A mensagem chega rapidamente aos multimédia, os quais enformam que se dera uma tentativa de golpe de estado, suportada pelo anterior ocupante do palacete real.
Ciosos, os cortesãos partem à inquirição de sacerdotes do templo, leais conselheiros e jurisconsultos de verbo e ventre mais proeminentes.
(A coisa está feia, os cânones e codicilos por nós estudados e compulsados consideram crime de lesa-pátria a evicção da propriedade, SM só pode estar a reinar…)
- 1-2-3-4-5-6-7 com o direito à propriedade dos titulares ninguém se mete, caso contrário é o fim da picada, o caos mesmo!
(Bons conselhos da parte de quem está a precato de males e arrelias do quotidiano podem não ter substância, como corpo sem alma, mas importa que caiam para o lado certo.)

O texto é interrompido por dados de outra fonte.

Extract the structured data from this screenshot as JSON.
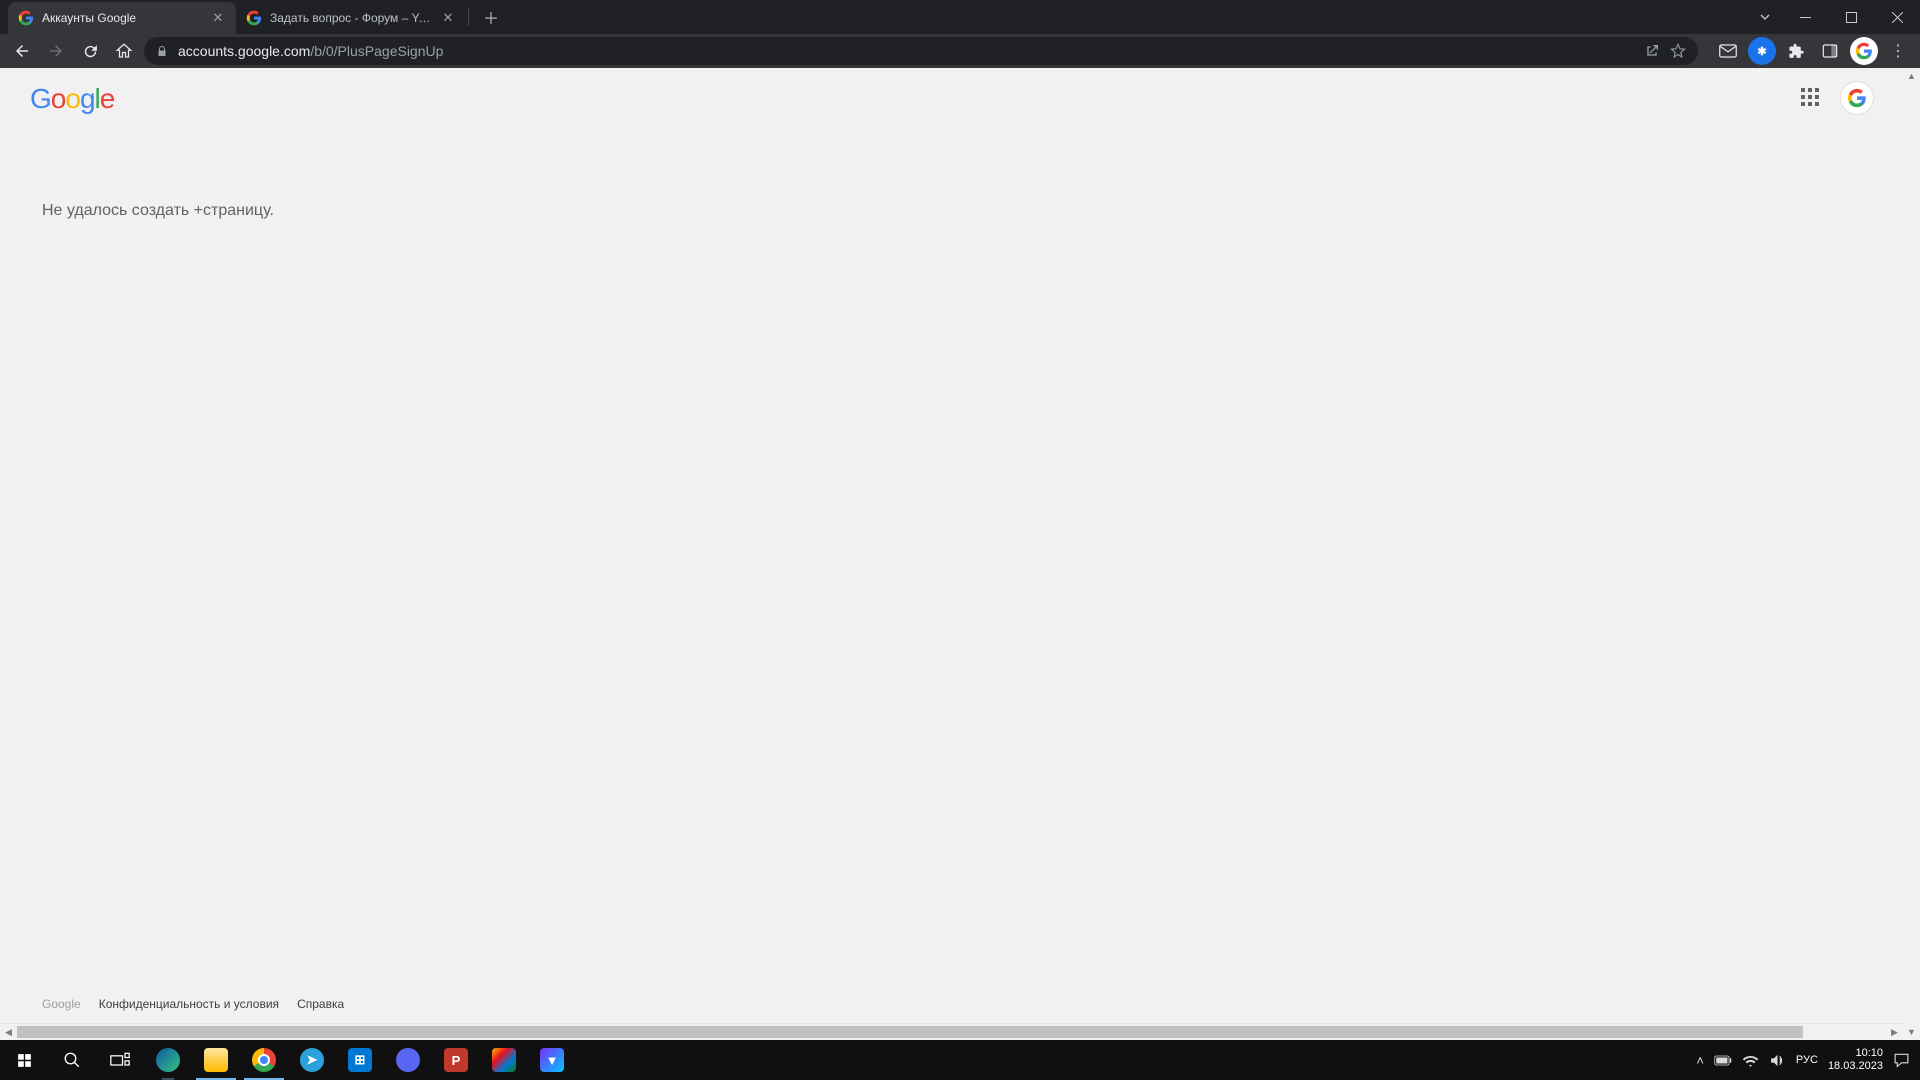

Os dignitários são informados dos pareceres.
- Deixemos o homem partir nas calmas, adiamos a guerra, até porque o substituto só pode ser abençoado pelo patriarca que está no leito a contas com doença ruim. Adiamos a guerra por tempo indeterminado, continuamos a faturar o mesmo, paciência, outros tempos melhores virão. Bebamos a isso, ipe, ipe hurra!
(Seguem-se brindes atrás de brindes, libações atrás de libações, atividades entre lençóis, fogo de artifício e até houve sessões de vermelhinha e de lerpa!)
Da primeira vez que lançou o anzol à água, o suserano filou um peixe opíparo, de se lhe tirar o chapéu, pesava para cima de vinte arrobas. Acondicionado o bicho em arcas frigoríficas, tem sido visto a dormir, regalado, à sombra da bananeira (ou será de um bambu?)